While winning the gold medal on home ice in Vancouver was a great way to cap her international hockey career, winning gold in 2002 may have offered her the best life lesson.

"In 2002, we lost every game to the U.S. leading into that final game. But as a group and as individuals, we were able to still believe in ourselves, even though a lot of people had given up," she says of the team's first golden victory. "The most important thing for us is to stay confident."

Kellar, who was born in Hagersville, Ontario, starred in both hockey and softball at the Ivy League school Brown University in Providence, Rhode Island. The psychology major has since been inducted into the school's athletic Hall of Fame.

She has since earned a Masters of Business Administration from Sir Wilfried Laurier University. She retired from the national team though continued to play hockey in Burlington. She is active on the motivational speaking circuit, including teaming with hockey teammate Cheryl Pounder in providing coaching presentations for management professionals.

Colleen Sostorics


Talk about an amazing storybook ending. Colleen Sostorics went from impossible dreams in small town Saskatchewan to striking gold on the biggest stage in the world.

Colleen Sostorics, who grew up in the farming community of Kennedy, Saskatchewan, capped her hockey career with an Olympic gold medal on home ice in the Vancouver 2010 Olympic games.

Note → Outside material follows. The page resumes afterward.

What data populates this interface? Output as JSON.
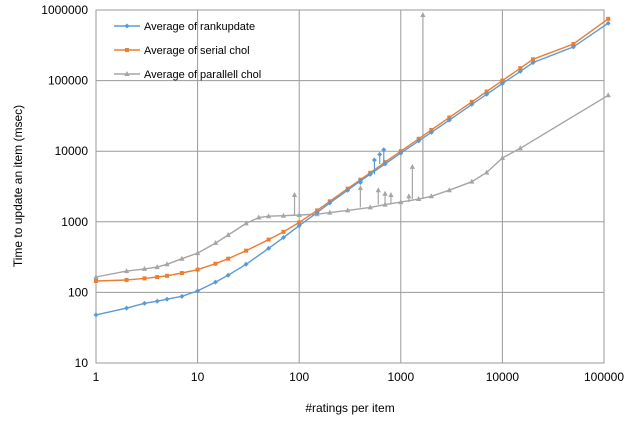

The 30 year old then left the game at the very top of her profession.

"Having a chance to step on the ice at GM Place in front of the Canadian fans and get that gold medal with my teammates who had fought so hard all year, that's definitely a highlight of my career," she told the Regina Leader-Post.  "But, looking back at it, there have been so many other highlights that weren't necessarily involving gold medals. I think back to my days of playing minor hockey in Kennedy. When we got to that league final in bantam (she was the captain of the boys team), that was a huge deal, and the first time I ever wore the (Canadian) jersey in 1998 with the under-22 team, and my first chance on the senior team in 2001. There's a lot of milestones that are really important and things that I'll cherish and always remember.

"I couldn't ask for anything more. I don't know if you can top that as an athlete," she added. "I knew I was going to try to make this team and hopefully win a gold medal for Canada. Once that was accomplished it took a few months to think about it and decide. Four years is a long time until the next Olympics and I think that was kind of out of the question. Might as well hang 'em up now and see what's next."

"Of course it was a difficult decision but I know it's the right decision," said Sostorics, who retired as the third-highest scoring defender in Team Canada history. "I've had a really rewarding career. Now I'm just looking forward to what comes next, all the adventures and challenges that will go with the second stage of my life."


Sostorics is a three-time Olympic gold medallist (2002, 2006 and 2010) and a three-time world champion (2001, 2004 and 2007). In 139 games with the Canadian national team the defender scored 13 goals and 53 points.


Sostorics has a bachelor's degree in economics from the University of Calgary. She works the motivational speaking scene and returns to help her parents on the family farm. She plans to stay very involved in hockey and sports (she is a notable fastball and rugby player, too), be it as a coach or administrator.

"That's where my passion lies," said Sostorics. "I think we all know, all of us Canadians, this game gets in your blood. You can't ever leave it for good. It's the game I love and it has played such a major role in my life. I want to stay involved in some capacity and give back to a community that has given so much to me."